The results clearly indicate that the removal efficiencies of S. aureus increased with the extension of reaction time. Specifically, the removal efficiencies improved from 35.2%, 58.1%, 83.3%, 97.4%, 99.8%, to 100% when the reaction time was increased to 1, 2, 3, 5, 7, and 10 min, respectively. According to obtained result, the combination of EF and UV/H₂O₂ process was more efficient for S. aureus removal efficiency than EF and UV/H₂O₂ alone. The increase in removal efficiency may be attributed to the enhancement of the Fenton reaction rate through simultaneous UV irradiation. This phenomenon assists in the regeneration of the required Fe²⁺ species (reaction 13).

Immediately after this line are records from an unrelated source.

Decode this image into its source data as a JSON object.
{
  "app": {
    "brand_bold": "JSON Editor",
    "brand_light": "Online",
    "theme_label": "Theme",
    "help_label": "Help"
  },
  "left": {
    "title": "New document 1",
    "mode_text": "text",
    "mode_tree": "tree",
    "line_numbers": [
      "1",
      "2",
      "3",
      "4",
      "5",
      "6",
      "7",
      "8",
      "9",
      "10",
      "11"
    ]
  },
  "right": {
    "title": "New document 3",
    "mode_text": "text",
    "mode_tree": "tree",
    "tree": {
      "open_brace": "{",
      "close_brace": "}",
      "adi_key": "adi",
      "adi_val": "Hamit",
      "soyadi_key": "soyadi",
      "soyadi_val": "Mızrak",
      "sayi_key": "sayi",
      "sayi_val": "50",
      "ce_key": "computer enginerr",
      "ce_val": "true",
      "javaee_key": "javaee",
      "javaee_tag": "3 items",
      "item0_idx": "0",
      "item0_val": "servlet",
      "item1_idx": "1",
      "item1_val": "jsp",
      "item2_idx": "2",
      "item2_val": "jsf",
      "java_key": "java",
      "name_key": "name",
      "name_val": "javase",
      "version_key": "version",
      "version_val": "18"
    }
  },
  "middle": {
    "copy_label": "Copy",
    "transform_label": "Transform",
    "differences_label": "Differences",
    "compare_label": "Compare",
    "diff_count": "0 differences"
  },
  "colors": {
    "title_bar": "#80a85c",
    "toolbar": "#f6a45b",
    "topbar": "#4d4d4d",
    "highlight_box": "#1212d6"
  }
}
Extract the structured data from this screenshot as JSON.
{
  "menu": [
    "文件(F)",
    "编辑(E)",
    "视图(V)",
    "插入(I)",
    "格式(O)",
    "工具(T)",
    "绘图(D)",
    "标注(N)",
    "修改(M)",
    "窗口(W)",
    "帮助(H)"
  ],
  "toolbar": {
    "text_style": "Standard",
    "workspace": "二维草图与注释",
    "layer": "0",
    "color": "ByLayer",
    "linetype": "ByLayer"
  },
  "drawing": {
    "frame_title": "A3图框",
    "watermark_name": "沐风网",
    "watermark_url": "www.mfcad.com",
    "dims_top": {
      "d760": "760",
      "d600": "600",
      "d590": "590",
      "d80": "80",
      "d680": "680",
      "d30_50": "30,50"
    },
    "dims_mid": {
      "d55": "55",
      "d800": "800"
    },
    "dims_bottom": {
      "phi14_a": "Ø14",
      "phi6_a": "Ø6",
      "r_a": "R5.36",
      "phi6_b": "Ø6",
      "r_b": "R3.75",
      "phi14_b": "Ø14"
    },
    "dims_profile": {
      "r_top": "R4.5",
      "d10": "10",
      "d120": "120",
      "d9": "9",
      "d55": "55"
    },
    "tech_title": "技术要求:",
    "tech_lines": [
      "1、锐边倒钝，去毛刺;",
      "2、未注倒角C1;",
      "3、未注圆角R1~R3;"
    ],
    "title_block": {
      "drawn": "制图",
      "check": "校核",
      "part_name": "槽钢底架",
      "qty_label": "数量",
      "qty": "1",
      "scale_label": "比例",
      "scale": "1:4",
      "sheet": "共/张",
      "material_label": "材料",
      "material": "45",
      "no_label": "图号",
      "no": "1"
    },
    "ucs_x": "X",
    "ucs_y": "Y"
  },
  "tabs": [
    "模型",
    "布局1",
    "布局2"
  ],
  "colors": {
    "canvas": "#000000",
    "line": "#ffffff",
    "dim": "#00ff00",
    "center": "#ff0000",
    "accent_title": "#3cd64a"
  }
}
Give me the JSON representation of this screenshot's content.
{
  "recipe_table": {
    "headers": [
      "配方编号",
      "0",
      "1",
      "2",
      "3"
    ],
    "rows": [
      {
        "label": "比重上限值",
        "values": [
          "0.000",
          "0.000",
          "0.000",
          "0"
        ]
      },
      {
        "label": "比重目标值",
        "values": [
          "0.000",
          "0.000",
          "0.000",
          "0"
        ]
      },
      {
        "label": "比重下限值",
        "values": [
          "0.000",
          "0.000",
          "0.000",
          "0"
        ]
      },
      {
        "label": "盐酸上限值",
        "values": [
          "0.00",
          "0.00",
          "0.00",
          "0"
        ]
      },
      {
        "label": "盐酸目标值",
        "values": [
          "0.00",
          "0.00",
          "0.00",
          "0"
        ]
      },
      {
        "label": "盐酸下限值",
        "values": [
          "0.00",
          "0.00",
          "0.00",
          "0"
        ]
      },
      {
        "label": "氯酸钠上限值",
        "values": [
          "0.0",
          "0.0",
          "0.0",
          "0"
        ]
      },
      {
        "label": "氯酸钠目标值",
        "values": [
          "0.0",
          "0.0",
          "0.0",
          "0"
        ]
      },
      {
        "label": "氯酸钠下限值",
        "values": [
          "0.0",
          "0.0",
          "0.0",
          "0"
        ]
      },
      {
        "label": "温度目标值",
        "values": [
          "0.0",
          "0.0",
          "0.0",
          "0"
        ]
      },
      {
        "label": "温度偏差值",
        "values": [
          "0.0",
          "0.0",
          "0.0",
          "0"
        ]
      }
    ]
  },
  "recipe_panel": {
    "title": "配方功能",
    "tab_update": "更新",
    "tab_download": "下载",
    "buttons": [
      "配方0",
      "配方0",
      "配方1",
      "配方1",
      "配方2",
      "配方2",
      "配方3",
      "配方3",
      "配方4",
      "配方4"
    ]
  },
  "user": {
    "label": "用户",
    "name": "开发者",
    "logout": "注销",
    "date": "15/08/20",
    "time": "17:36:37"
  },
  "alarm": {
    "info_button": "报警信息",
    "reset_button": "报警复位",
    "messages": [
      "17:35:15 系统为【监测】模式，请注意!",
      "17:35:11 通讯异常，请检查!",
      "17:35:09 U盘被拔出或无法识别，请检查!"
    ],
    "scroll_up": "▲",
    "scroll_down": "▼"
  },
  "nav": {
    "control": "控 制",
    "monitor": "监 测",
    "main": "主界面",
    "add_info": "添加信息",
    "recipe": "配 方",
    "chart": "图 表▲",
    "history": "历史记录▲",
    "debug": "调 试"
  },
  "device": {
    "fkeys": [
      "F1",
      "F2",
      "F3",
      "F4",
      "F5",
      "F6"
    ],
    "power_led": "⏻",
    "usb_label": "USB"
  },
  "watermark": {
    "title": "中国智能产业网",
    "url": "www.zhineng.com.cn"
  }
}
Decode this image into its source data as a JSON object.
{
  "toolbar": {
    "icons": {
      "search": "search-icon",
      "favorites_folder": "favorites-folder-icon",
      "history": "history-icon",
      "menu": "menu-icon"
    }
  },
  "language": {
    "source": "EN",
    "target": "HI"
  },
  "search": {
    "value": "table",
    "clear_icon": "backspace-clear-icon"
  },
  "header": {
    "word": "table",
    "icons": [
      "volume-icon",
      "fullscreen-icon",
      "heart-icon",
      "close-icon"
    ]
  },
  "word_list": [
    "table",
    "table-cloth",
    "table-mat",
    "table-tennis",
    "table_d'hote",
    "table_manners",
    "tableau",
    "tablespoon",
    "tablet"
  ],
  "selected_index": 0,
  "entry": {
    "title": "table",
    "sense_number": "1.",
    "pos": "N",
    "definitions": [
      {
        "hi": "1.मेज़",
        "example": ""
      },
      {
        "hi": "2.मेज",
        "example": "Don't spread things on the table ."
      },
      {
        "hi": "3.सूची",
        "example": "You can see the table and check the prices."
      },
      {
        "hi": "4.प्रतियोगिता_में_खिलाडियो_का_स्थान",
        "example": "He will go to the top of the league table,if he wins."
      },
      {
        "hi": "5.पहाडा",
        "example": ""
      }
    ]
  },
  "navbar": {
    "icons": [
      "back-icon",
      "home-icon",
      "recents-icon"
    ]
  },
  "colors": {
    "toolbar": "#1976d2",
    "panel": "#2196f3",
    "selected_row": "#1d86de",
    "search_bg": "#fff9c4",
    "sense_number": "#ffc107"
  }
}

$$ {\text{Fe}}^{3 + } + {\text{h}}\upsilon \to {\text{Fe}}^{2 + } + {\text{ HO}}^{ \cdot } { } $$

(13)

The obtained results show that the coupling of EF process with UV/H₂O₂ process can be a promising approach for the removal of S. aureus.

Conclusions

In this study, substantial efforts were undertaken to remove S. aureus from contaminated water. The present research aimed to optimize the operational parameters of the EF, UV/H₂O₂, and combination processes using response surface methodology (RSM) based on central composite design (CCD). These measures were implemented to improve the efficacy of S. aureus removal. According to our findings, the combination of the EF and UV/H₂O₂ process was more efficient for removal efficiency than EF process (48.5%) and UV/H₂O₂ process (36.2%) alone. Furthermore, the analysis of variance showed the adequacy of the correspondence of the experimental data to the theoretically determined ones, i.e., the obtained mathematical model. The significant improvement of removal efficiency in combination of the EF and UV/H₂O₂ process highlighted the synergistic effect between EF and UV/H₂O₂ process. The results show that ^•OH was the main oxidant species contributed in removal efficiency of S. aureus under the EF and UV/H₂O₂, and combination process. The findings indicate that the combination EF and UV/H₂O₂ has significant potential as a highly efficient and environmentally friendly method for the removal of S. aureus.